La autora lamenta que el entorno de ETA está imponiendo una versión falsificada de las últimas décadas de sufrimiento en el País Vasco y confía en que el Gobierno no traspase a Vitoria la competencia sobre prisiones.
LOS NACIONALISTAS y secesionistas juegan la batalla de las palabras, de imponer su marco desde hace décadas, porque las palabras son fundamentales para la transformación cultural, política y del poder con mayúsculas. En el constitucionalismo democrático se minusvaloró su importancia, por lo que los partidos tradicionales sufren una debilidad extrema en el País Vasco, Navarra o Cataluña. Son las ideas, estúpido, podríamos decirles, pero no parecen conscientes en el Gobierno popular del destrozo que les viene si sigue su embeleco con el Partido Nacionalista Vasco.

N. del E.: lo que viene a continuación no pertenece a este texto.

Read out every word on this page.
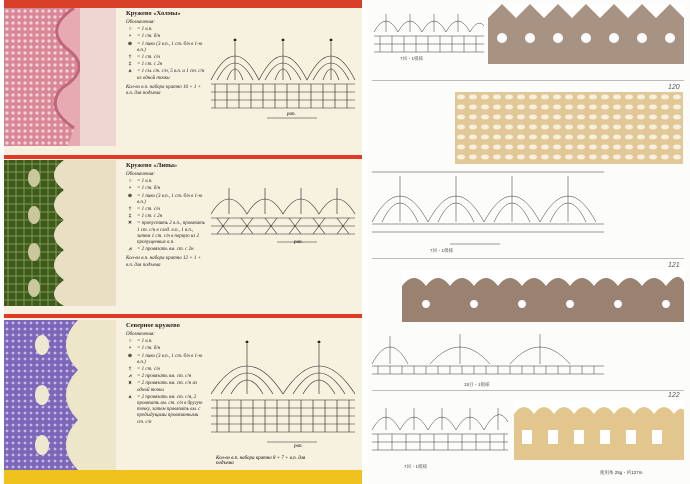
Кружево «Холмы»
Обозначения:
○	= 1 в.п.
+	= 1 ст. б/н
⊕ = 1 пико (3 в.п., 1 ст. б/н в 1-ю в.п.)
†	= 1 ст. с/н
‡	= 1 ст. с 2н
⩚	= 1 см. ст. с/н, 5 в.п. и 1 ст. с/н из одной точки
Кол-во в.п. набора кратно 16 + 1 + в.п. для подъема
рап.
Кружево «Липы»
Обозначения:
○	= 1 в.п.
+	= 1 ст. б/н
⊕ = 1 пико (3 в.п., 1 ст. б/н в 1-ю в.п.)
†	= 1 ст. с/н
‡	= 1 ст. с 2н
✕ = пропустить 2 в.п., провязать 1 ст. с/н в след. в.п., 1 в.п., затем 1 ст. с/н в первую из 2 пропущенных в.п.
⩘	= 2 провязать вм. ст. с 2н
Кол-во в.п. набора кратно 12 + 1 + в.п. для подъема
рап.
Северное кружево
Обозначения:
○	= 1 в.п.
+	= 1 ст. б/н
⊕ = 1 пико (3 в.п., 1 ст. б/н в 1-ю в.п.)
†	= 1 ст. с/н
⩘	= 2 провязать вм. ст. с/н
⩙	= 2 провязать вм. ст. с/н из одной точки
⩚	= 2 провязать вм. ст. с/н, 2 провязать вм. ст. с/н в другую точку, затем провязать вм. с предыдущими провязанными ст. с/н
рап.
Кол-во в.п. набора кратно 8 + 7 + в.п. для подъема
7回・1模様
120
7回・1模様
121
15目・1模様
122
7回・1模様
使用糸 25g・約127m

Al grano. El llamado desarme de ETA se celebró en el País Vasco francés a comienzos de abril del año pasado. Interesa poner el oído sobre lo que indicó Arnaldo Otegi. Señaló que había concluido una fase, «pero no los objetivos». Para aclarar un poco el sentido de las palabras, en el estrado de las personalidades, Jesús María Zabarte, asesino múltiple, contestó a un periodista: «Yo no he asesinado a nadie. Yo he ejecutado. No me arrepiento y no sé el nombre de las víctimas».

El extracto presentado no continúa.